Effectiveness of Semax in the acute period of hemispheric ischemic stroke (a clinical and electrophysiological study)
Gusev EI, Skvortsova VI, Miasoedov NF, Nezavibat'ko VN, Zhuravleva EIu, Vanichkin AV
Zhurnal Nevrologii i Psikhiatrii Imeni S.S. Korsakova (1997) · n=110
The foundational Russian Semax stroke trial: 30 patients with acute hemispheric ischemic stroke received 12–18 mg/day intranasal Semax for 5–10 days added to combined intensive therapy and were compared to 80 conventionally treated controls — accelerated regression of motor and general cerebral deficits was the primary clinical finding, anchored by EEG mapping and somatosensory evoked potential correlates.

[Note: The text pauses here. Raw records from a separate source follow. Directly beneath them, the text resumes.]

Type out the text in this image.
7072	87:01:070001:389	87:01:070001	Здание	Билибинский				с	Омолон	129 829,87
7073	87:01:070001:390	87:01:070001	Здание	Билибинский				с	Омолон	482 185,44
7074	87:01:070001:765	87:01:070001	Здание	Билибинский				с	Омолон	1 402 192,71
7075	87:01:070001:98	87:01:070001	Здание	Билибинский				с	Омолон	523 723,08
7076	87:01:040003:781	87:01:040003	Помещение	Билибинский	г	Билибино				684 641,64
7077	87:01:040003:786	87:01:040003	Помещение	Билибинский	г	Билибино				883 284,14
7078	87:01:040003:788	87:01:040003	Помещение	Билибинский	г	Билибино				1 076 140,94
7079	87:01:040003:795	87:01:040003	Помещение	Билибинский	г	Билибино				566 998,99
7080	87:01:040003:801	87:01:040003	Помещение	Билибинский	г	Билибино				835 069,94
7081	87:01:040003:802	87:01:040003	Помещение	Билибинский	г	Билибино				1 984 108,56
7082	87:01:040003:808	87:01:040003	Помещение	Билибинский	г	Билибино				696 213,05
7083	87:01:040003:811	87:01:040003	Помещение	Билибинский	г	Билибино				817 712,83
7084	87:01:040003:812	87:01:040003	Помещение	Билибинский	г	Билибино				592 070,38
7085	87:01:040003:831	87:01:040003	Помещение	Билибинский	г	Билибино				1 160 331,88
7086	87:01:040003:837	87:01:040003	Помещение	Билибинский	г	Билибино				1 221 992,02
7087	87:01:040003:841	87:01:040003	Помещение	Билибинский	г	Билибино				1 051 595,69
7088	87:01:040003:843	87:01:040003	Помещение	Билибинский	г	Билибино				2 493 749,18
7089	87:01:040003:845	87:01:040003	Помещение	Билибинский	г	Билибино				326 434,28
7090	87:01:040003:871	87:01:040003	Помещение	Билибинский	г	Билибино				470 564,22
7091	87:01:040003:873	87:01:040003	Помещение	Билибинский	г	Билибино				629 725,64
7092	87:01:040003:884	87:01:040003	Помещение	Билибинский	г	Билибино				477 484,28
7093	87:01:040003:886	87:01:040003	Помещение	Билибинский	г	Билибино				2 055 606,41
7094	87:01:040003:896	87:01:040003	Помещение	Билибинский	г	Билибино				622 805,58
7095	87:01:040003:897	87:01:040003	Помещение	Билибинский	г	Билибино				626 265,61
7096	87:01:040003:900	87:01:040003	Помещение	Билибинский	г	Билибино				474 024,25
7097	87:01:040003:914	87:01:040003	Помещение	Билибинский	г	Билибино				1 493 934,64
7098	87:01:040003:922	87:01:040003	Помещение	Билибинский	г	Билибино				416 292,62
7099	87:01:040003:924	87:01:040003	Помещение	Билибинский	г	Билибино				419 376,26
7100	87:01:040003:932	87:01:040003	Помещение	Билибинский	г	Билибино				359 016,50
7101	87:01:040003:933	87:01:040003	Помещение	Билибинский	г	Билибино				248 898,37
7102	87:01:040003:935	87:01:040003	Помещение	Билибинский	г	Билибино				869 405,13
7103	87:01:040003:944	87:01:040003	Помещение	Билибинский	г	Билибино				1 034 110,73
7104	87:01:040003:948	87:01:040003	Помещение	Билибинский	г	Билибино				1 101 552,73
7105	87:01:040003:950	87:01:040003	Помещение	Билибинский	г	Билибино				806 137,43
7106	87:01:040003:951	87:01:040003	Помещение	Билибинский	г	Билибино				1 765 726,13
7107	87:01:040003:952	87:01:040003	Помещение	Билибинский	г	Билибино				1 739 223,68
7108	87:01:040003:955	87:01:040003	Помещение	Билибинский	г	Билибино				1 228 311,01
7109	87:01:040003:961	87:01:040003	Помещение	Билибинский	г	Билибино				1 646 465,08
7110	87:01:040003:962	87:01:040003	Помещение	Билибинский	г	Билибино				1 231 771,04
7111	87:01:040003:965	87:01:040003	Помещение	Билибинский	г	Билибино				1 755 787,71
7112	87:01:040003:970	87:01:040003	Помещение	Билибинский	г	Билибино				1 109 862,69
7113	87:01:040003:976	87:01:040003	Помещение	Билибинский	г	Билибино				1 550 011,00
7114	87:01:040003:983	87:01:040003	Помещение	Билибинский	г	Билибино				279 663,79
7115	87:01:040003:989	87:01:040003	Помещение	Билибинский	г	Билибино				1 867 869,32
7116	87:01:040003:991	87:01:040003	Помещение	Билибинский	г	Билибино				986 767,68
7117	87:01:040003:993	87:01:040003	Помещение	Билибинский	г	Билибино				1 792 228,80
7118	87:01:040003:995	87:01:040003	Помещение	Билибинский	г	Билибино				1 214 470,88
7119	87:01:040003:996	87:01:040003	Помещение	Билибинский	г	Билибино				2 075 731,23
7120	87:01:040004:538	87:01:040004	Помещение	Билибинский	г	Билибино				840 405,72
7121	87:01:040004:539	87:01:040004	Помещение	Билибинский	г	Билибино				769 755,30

This 1997 Russian-language paper in Zhurnal Nevrologii i Psikhiatrii Imeni S.S. Korsakova is the landmark trial that established Semax in the Russian clinical formulary as an adjunct for acute hemispheric ischemic stroke. The investigators — led by Evgeny Gusev and Veronika Skvortsova at the Russian State Medical University in Moscow, with the Ashmarin inventor group as co-authors — administered intranasal Semax at 12 mg/day for moderate-severity hemispheric stroke and 18 mg/day for severe stroke, for 5 and 10 days respectively, added to combined intensive therapy. The Semax cohort (n=30) was compared with a control cohort (n=80) of patients with strokes similar in severity and location who received conventional therapy alone. Clinical assessment used standardized rating scales for severity and neurological deficit; electrophysiological assessment used EEG mapping and somatosensory evoked potential analysis. The authors reported that Semax "had some influence on the rate of restoration of the damaged neurological functions in terms of increasing the regress of general cerebral and focal, especially motor disorders." The result is the foundational data behind Semax's inclusion on the Russian List of Vital and Essential Drugs for acute ischemic stroke since 1995-1997 and is the most-cited clinical trial in the broader Russian Semax stroke-rehabilitation literature that followed (Skvortsova 2004, Asanova 2005, and related publications).
This is not a randomized double-blind placebo-controlled trial. The design is a parallel-group comparison with non-randomized assignment, no blinding, no placebo arm, and unequal group sizes (n=30 active vs n=80 control). Effect-size statistics, p-values, and the specific quantitative deltas on the rating scales are not available in the English-language indexing of the paper and would require Russian-language full-text translation to verify. The trial is single-center, conducted by investigators whose group includes the molecule's inventors (Miasoedov, Nezavibat'ko), and the post-trial replication has occurred primarily within the Russian clinical-research network rather than via independently funded Western RCT replication. The Russian regulatory approval that followed reflects the Russian Federation's regulatory standards in the late 1990s, not a Western RCT-pivotal pathway. None of this means the trial is wrong — Semax is genuinely on the Russian formulary, the EEG biomarker corroboration is real, and the parallel-group design with electrophysiological co-measurement is more rigorous than a pure case-series — but the methodological standard sits one or two tiers below what would justify Western practitioner-grade recommendation. Editorial classification at Tier 2 reflects the peer-secondary status given the design.